Hello All,
I'm new to the forum and I'm looking for a bit of help. I'd like to pull down the Refseq fasta protein sequences of a gene (all isoforms), however I'd like to do that with several species. For example, I'd like to get the gene ACTB for human (which has only 1 isoform NP_001092.1), but also get sequences for mouse (NP_031419.1), and macaca fascicularis ( NP_001271954.1). This is easy for an example since each only has one isoform, and the monkey assembly is well annotated for this gene so it doesn't have the XP_ type sequence it usually does.
This procedure is a bit tricky because sometimes the gene I'm pulling may not exist in one of the other species (i.e. not present in mouse), and importantly I need them all to be from the same reference source build (i.e. should all be RefSeq or all Ensembl). I have a very strong preference for RefSeq though.

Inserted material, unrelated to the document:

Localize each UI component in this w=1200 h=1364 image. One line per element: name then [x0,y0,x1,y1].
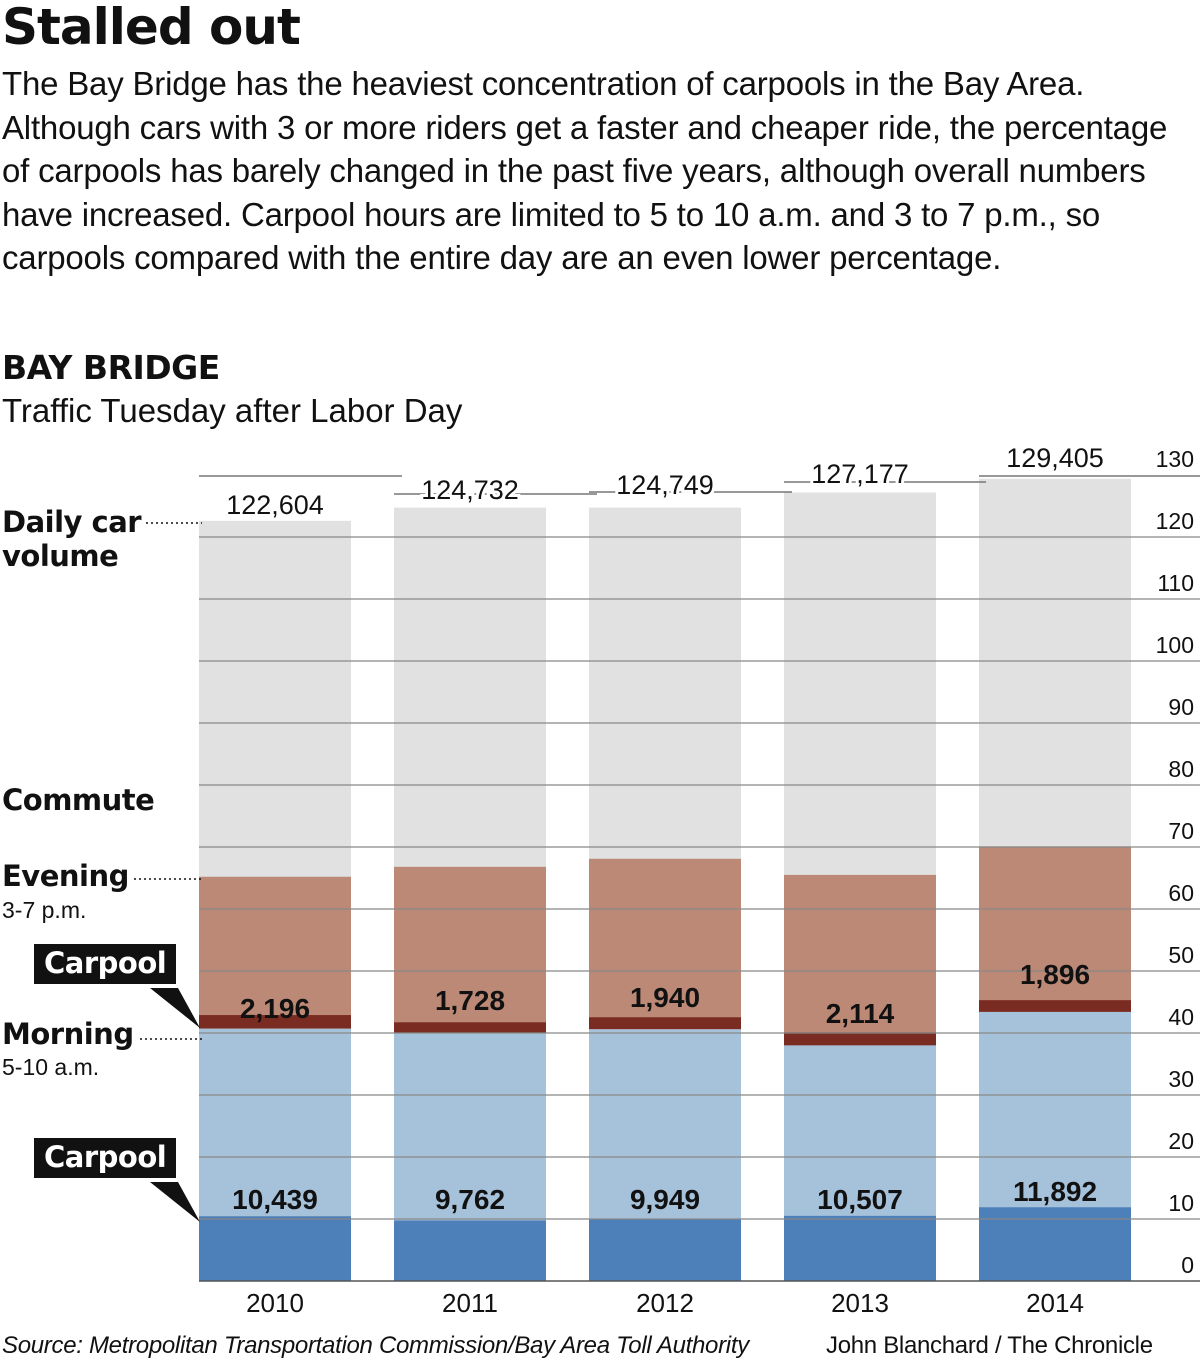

Here's what I've tried using other methods in R, but no success:
library(org.Hs.eg.db)
library(org.Mm.eg.db)
library(rentrez)
symbols <- c("^ACTB$")
grep(symbols, keys(x = org.Hs.eg.db, keytype = "SYMBOL"), ignore.case = T, perl = T) #test if gene found in human
grep(symbols, keys(x = org.Mm.eg.db, keytype = "SYMBOL"), ignore.case = T, perl = T) #test if gene found in mouse
keys.h <- keys(x = org.Hs.eg.db, keytype = "SYMBOL")[grep(symbols, keys(x = org.Hs.eg.db,
keytype = "SYMBOL"), ignore.case = T, perl = T)]
keys.m <- keys(x = org.Mm.eg.db, keytype = "SYMBOL")[grep(symbols, keys(x = org.Mm.eg.db,
keytype = "SYMBOL"), ignore.case = T, perl = T)]
#map HGNC to ID#
id.h <- mapIds(x = org.Hs.eg.db, keys = keys.h, keytype = 'SYMBOL', column = 'ENTREZID')
id.m <- mapIds(x = org.Mm.eg.db, keys = keys.m, keytype = 'SYMBOL', column = 'ENTREZID')
select(x = org.Hs.eg.db, keys = id.h, columns = c("ENTREZID", "REFSEQ", "SYMBOL"))
select(x = org.Mm.eg.db, keys = id.m, columns = c("ENTREZID", "REFSEQ", "SYMBOL"))
#pull Human protein data
id.link <- entrez_link(dbfrom = "gene", id = id.h, db = "protein")
id.prot <- id.link$links$gene_protein_refseq #this is where no protein is found
id.seqs <- entrez_fetch(db = "protein", id = id.prot, rettype = "fasta")
As you can see I'm able to retrieve human and mouse decently, but unfortunately I can't figure out a way to pull the monkey protein sequences. I can't find an equivalent "org.Mf.eg.db"database for the monkey, that would pull the NP_001271954.1 sequence. Can anyone help me figure this one out?
Thank you in advance!
Hey All,
It's been about 3 weeks and 102 views, so it seems like an interesting topic to people. Could anyone please assist?